Do you need to convert it to 7-bit ASCII? If you can use 8-bit chars,
converting to UTF-8 is probably easiest - you can use
byte[] bytes = str.getBytes("UTF-8");
to get the UTF-8 data to put in your database, and then use
String str = new String(bytes, "UTF-8");
to convert the data you get from the database back into a Unicode string.

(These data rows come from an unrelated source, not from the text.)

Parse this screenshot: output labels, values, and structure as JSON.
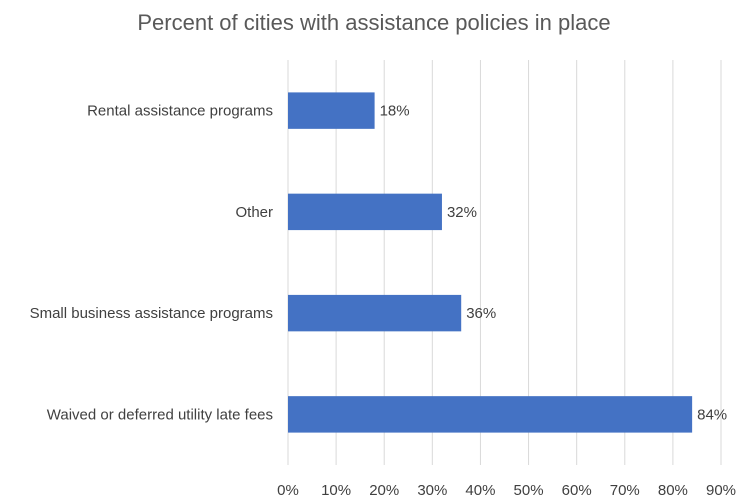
{
  "chart_data": {
    "type": "bar",
    "orientation": "horizontal",
    "title": "Percent of cities with assistance policies in place",
    "categories": [
      "Rental assistance programs",
      "Other",
      "Small business assistance programs",
      "Waived or deferred utility late fees"
    ],
    "values": [
      18,
      32,
      36,
      84
    ],
    "data_labels": [
      "18%",
      "32%",
      "36%",
      "84%"
    ],
    "x_ticks": [
      "0%",
      "10%",
      "20%",
      "30%",
      "40%",
      "50%",
      "60%",
      "70%",
      "80%",
      "90%"
    ],
    "xlim": [
      0,
      90
    ],
    "xlabel": "",
    "ylabel": "",
    "grid": "vertical",
    "legend": "none",
    "bar_color": "#4472C4"
  }
}
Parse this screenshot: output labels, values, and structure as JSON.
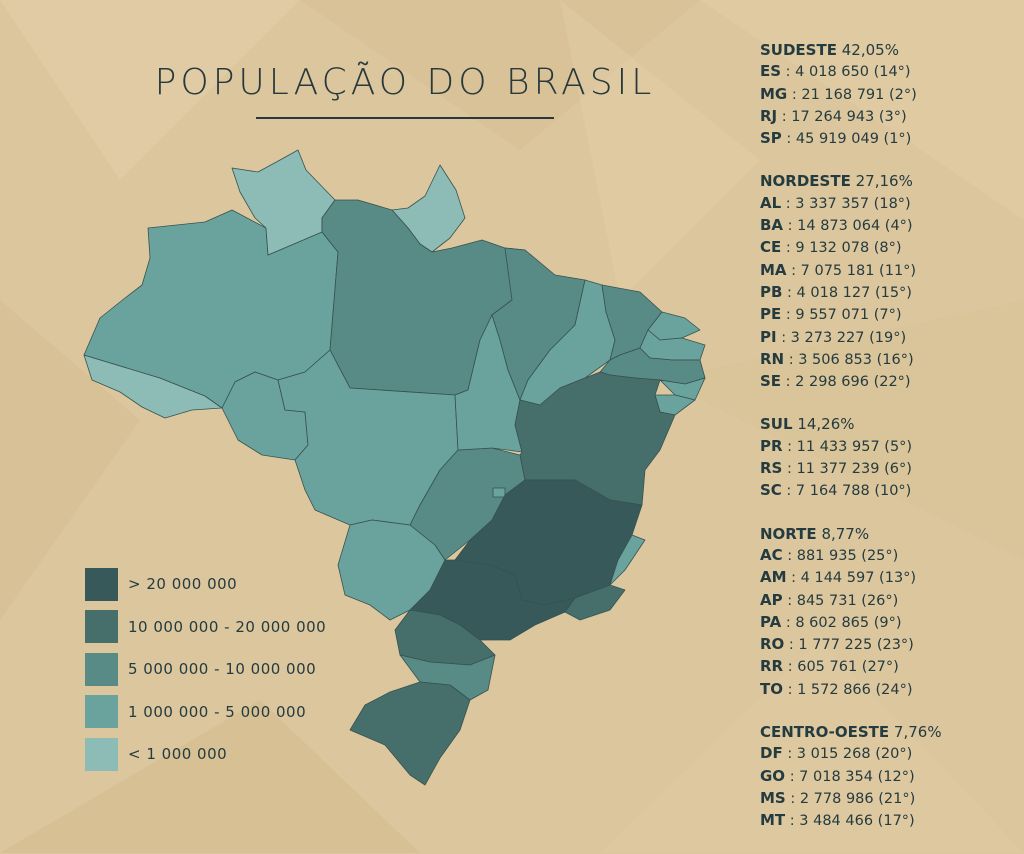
{
  "title": "POPULAÇÃO DO BRASIL",
  "colors": {
    "background": "#dcc69d",
    "tier_gt_20m": "#37595a",
    "tier_10m_20m": "#466f6c",
    "tier_5m_10m": "#588a86",
    "tier_1m_5m": "#6aa39d",
    "tier_lt_1m": "#8dbbb5",
    "text": "#243b40"
  },
  "legend": [
    {
      "label": "> 20 000 000",
      "color": "#37595a"
    },
    {
      "label": "10 000 000 - 20 000 000",
      "color": "#466f6c"
    },
    {
      "label": "5 000 000 - 10 000 000",
      "color": "#588a86"
    },
    {
      "label": "1 000 000 - 5 000 000",
      "color": "#6aa39d"
    },
    {
      "label": "< 1 000 000",
      "color": "#8dbbb5"
    }
  ],
  "regions": [
    {
      "name": "SUDESTE",
      "pct": "42,05%",
      "states": [
        {
          "abbr": "ES",
          "text": ": 4 018 650 (14°)"
        },
        {
          "abbr": "MG",
          "text": ": 21 168 791 (2°)"
        },
        {
          "abbr": "RJ",
          "text": ": 17 264 943 (3°)"
        },
        {
          "abbr": "SP",
          "text": ": 45 919 049 (1°)"
        }
      ]
    },
    {
      "name": "NORDESTE",
      "pct": "27,16%",
      "states": [
        {
          "abbr": "AL",
          "text": ": 3 337 357 (18°)"
        },
        {
          "abbr": "BA",
          "text": ": 14 873 064 (4°)"
        },
        {
          "abbr": "CE",
          "text": ": 9 132 078 (8°)"
        },
        {
          "abbr": "MA",
          "text": ": 7 075 181 (11°)"
        },
        {
          "abbr": "PB",
          "text": ": 4 018 127 (15°)"
        },
        {
          "abbr": "PE",
          "text": ": 9 557 071 (7°)"
        },
        {
          "abbr": "PI",
          "text": ": 3 273 227 (19°)"
        },
        {
          "abbr": "RN",
          "text": ": 3 506 853 (16°)"
        },
        {
          "abbr": "SE",
          "text": ": 2 298 696 (22°)"
        }
      ]
    },
    {
      "name": "SUL",
      "pct": "14,26%",
      "states": [
        {
          "abbr": "PR",
          "text": ": 11 433 957 (5°)"
        },
        {
          "abbr": "RS",
          "text": ": 11 377 239 (6°)"
        },
        {
          "abbr": "SC",
          "text": ": 7 164 788 (10°)"
        }
      ]
    },
    {
      "name": "NORTE",
      "pct": "8,77%",
      "states": [
        {
          "abbr": "AC",
          "text": ": 881 935 (25°)"
        },
        {
          "abbr": "AM",
          "text": ": 4 144 597 (13°)"
        },
        {
          "abbr": "AP",
          "text": ": 845 731 (26°)"
        },
        {
          "abbr": "PA",
          "text": ": 8 602 865 (9°)"
        },
        {
          "abbr": "RO",
          "text": ": 1 777 225 (23°)"
        },
        {
          "abbr": "RR",
          "text": ": 605 761 (27°)"
        },
        {
          "abbr": "TO",
          "text": ": 1 572 866 (24°)"
        }
      ]
    },
    {
      "name": "CENTRO-OESTE",
      "pct": "7,76%",
      "states": [
        {
          "abbr": "DF",
          "text": ": 3 015 268 (20°)"
        },
        {
          "abbr": "GO",
          "text": ": 7 018 354 (12°)"
        },
        {
          "abbr": "MS",
          "text": ": 2 778 986 (21°)"
        },
        {
          "abbr": "MT",
          "text": ": 3 484 466 (17°)"
        }
      ]
    }
  ],
  "map_states": [
    {
      "id": "RR",
      "tier": "tier_lt_1m"
    },
    {
      "id": "AP",
      "tier": "tier_lt_1m"
    },
    {
      "id": "AC",
      "tier": "tier_lt_1m"
    },
    {
      "id": "AM",
      "tier": "tier_1m_5m"
    },
    {
      "id": "RO",
      "tier": "tier_1m_5m"
    },
    {
      "id": "MT",
      "tier": "tier_1m_5m"
    },
    {
      "id": "MS",
      "tier": "tier_1m_5m"
    },
    {
      "id": "TO",
      "tier": "tier_1m_5m"
    },
    {
      "id": "PI",
      "tier": "tier_1m_5m"
    },
    {
      "id": "RN",
      "tier": "tier_1m_5m"
    },
    {
      "id": "PB",
      "tier": "tier_1m_5m"
    },
    {
      "id": "AL",
      "tier": "tier_1m_5m"
    },
    {
      "id": "SE",
      "tier": "tier_1m_5m"
    },
    {
      "id": "ES",
      "tier": "tier_1m_5m"
    },
    {
      "id": "DF",
      "tier": "tier_1m_5m"
    },
    {
      "id": "PA",
      "tier": "tier_5m_10m"
    },
    {
      "id": "MA",
      "tier": "tier_5m_10m"
    },
    {
      "id": "CE",
      "tier": "tier_5m_10m"
    },
    {
      "id": "PE",
      "tier": "tier_5m_10m"
    },
    {
      "id": "GO",
      "tier": "tier_5m_10m"
    },
    {
      "id": "SC",
      "tier": "tier_5m_10m"
    },
    {
      "id": "BA",
      "tier": "tier_10m_20m"
    },
    {
      "id": "RJ",
      "tier": "tier_10m_20m"
    },
    {
      "id": "PR",
      "tier": "tier_10m_20m"
    },
    {
      "id": "RS",
      "tier": "tier_10m_20m"
    },
    {
      "id": "SP",
      "tier": "tier_gt_20m"
    },
    {
      "id": "MG",
      "tier": "tier_gt_20m"
    }
  ]
}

If you do decide to use the \u escape codes, you could do:
public class UnicodeTest {
public UnicodeTest() {
}
public void doit() {
StringBuilder builder = new StringBuilder();
builder.append("Copyright \u00A9 2009\n"); builder.append("Here is
the phrase (in Icelandic): I can eat glass and it doesn't hurt me\n");
builder.append("\u00C9g get eti\u00F0 gler \u00E1n \u00FEess a\u00F0
mei\u00F0a mig");
String str = builder.toString();
System.out.println(str);
for (char c : str.toCharArray() ) {
if ((c & 0xFF80) == 0)
System.out.print(c);
else
System.out.printf("\\u%04X",(short)c);
}
}
public static void main(String[] args) {
UnicodeTest test = new UnicodeTest();
test.doit();
}
}
Writing a function to convert from the \u escape codes to a unicode
string is left as an exercise for the reader (this would be an advantage
of using UTF-8 - you don't have to write your own decoder).